The stock market has succesfully negotiated some major news events this week but it’s too early to relax.

The stock market has succesfully negotiated some major news events this week but it’s too early to relax. The Bank of Japan will announce its decision on monetary stimulus today. Tonight will see release of the latest European bank stress tests as well as statistics on US GDP growth. All of these are events with the capacity to change investor thinking on the market outlook.

The Bank of Japan appears to be getting close to the limits of its ability to buy more bonds and to drive interests deeper into negative territory. There are also question marks over what,if any, difference  incremental additions to monetary stimulus will have either on the Japanese economy or to international capital flows. This leaves open the question of how much  impact  modest additional stimulus will have on markets beyon the initial announcement affect. However, the Japanese stock market in particular is likely to be nervous about failure to act and any indication that the BOJ’s stimulus policy is coming to an end. On the other hand an unexpectedly aggressive stimulus involving helicopter money would be well received by stock markets.

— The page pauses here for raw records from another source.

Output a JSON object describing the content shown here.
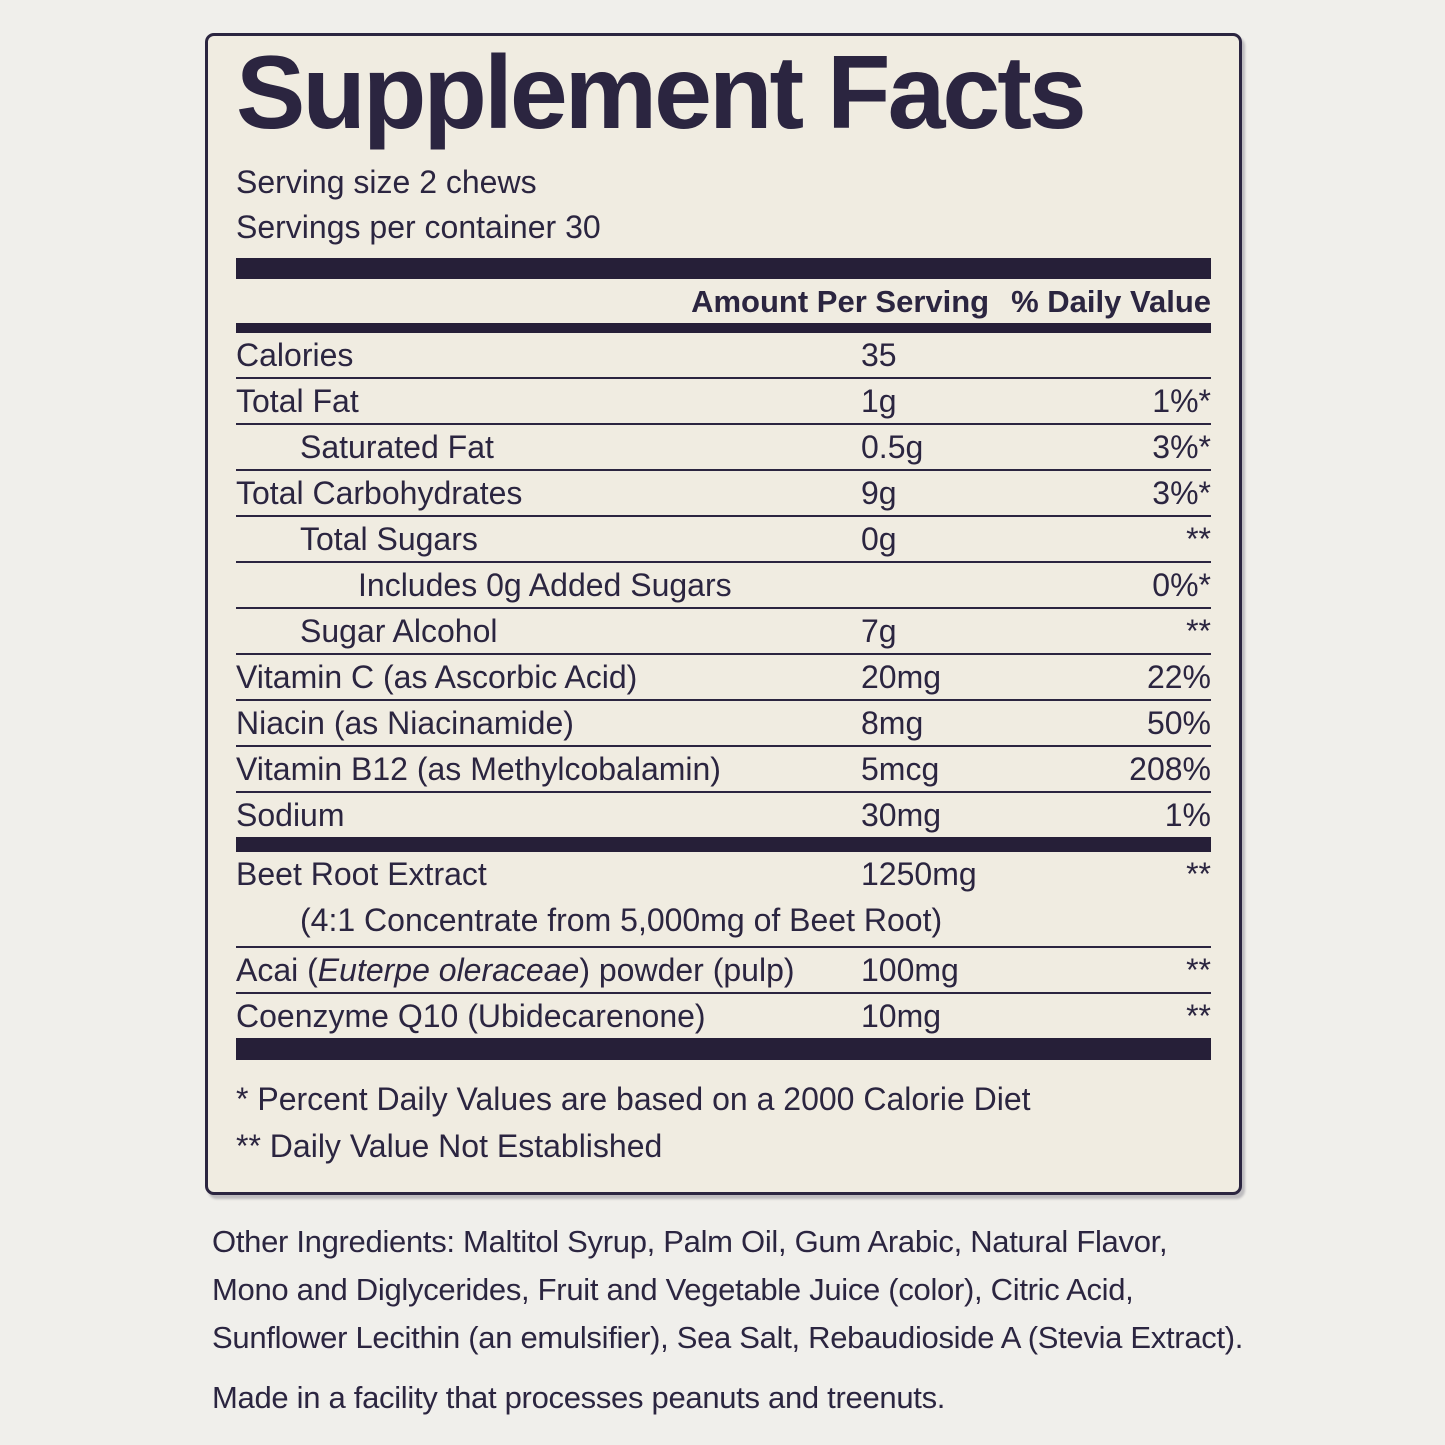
{
  "label": {
    "title": "Supplement Facts",
    "serving_size": "Serving size 2 chews",
    "servings_per_container": "Servings per container 30",
    "column_headers": {
      "amount": "Amount Per Serving",
      "daily_value": "% Daily Value"
    },
    "sections": [
      {
        "rows": [
          {
            "label": "Calories",
            "amount": "35",
            "dv": "",
            "indent": 0
          },
          {
            "label": "Total Fat",
            "amount": "1g",
            "dv": "1%*",
            "indent": 0
          },
          {
            "label": "Saturated Fat",
            "amount": "0.5g",
            "dv": "3%*",
            "indent": 1
          },
          {
            "label": "Total Carbohydrates",
            "amount": "9g",
            "dv": "3%*",
            "indent": 0
          },
          {
            "label": "Total Sugars",
            "amount": "0g",
            "dv": "**",
            "indent": 1
          },
          {
            "label": "Includes 0g Added Sugars",
            "amount": "",
            "dv": "0%*",
            "indent": 2
          },
          {
            "label": "Sugar Alcohol",
            "amount": "7g",
            "dv": "**",
            "indent": 1
          },
          {
            "label": "Vitamin C (as Ascorbic Acid)",
            "amount": "20mg",
            "dv": "22%",
            "indent": 0
          },
          {
            "label": "Niacin (as Niacinamide)",
            "amount": "8mg",
            "dv": "50%",
            "indent": 0
          },
          {
            "label": "Vitamin B12 (as Methylcobalamin)",
            "amount": "5mcg",
            "dv": "208%",
            "indent": 0
          },
          {
            "label": "Sodium",
            "amount": "30mg",
            "dv": "1%",
            "indent": 0
          }
        ]
      },
      {
        "rows": [
          {
            "label": "Beet Root Extract",
            "amount": "1250mg",
            "dv": "**",
            "indent": 0,
            "subline": "(4:1 Concentrate from 5,000mg of Beet Root)"
          },
          {
            "label_parts": [
              {
                "t": "Acai ("
              },
              {
                "t": "Euterpe oleraceae",
                "i": true
              },
              {
                "t": ") powder (pulp)"
              }
            ],
            "amount": "100mg",
            "dv": "**",
            "indent": 0
          },
          {
            "label": "Coenzyme Q10 (Ubidecarenone)",
            "amount": "10mg",
            "dv": "**",
            "indent": 0
          }
        ]
      }
    ],
    "footnotes": [
      "* Percent Daily Values are based on a 2000 Calorie Diet",
      "** Daily Value Not Established"
    ]
  },
  "below_label": {
    "other_ingredients": "Other Ingredients: Maltitol Syrup, Palm Oil, Gum Arabic, Natural Flavor,\nMono and Diglycerides, Fruit and Vegetable Juice (color), Citric Acid,\nSunflower Lecithin (an emulsifier), Sea Salt, Rebaudioside A (Stevia Extract).",
    "allergen_notice": "Made in a facility that processes peanuts and treenuts."
  },
  "colors": {
    "ink": "#2b2540",
    "bar": "#261f38",
    "label_background": "#f0ece1",
    "page_background": "#f0efeb"
  }
}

Australian 10 year bond yields are testing recent lows at 1.84% this morning in a sign that investors are anticiptating an RBA rate cut next week. Despite lower rates, caution prevails in the stock market with the major banks and other “yield stocks” mixed in early trading.

Resource stocks are a little weaker this morning despite another rally in the  spot iron ore price yesterday. Recent gains have partly been driven by a replenishment of China’s iron ore inventory. This process appears to be getting close to completion and may remove a source of support for iron ore prices before too long.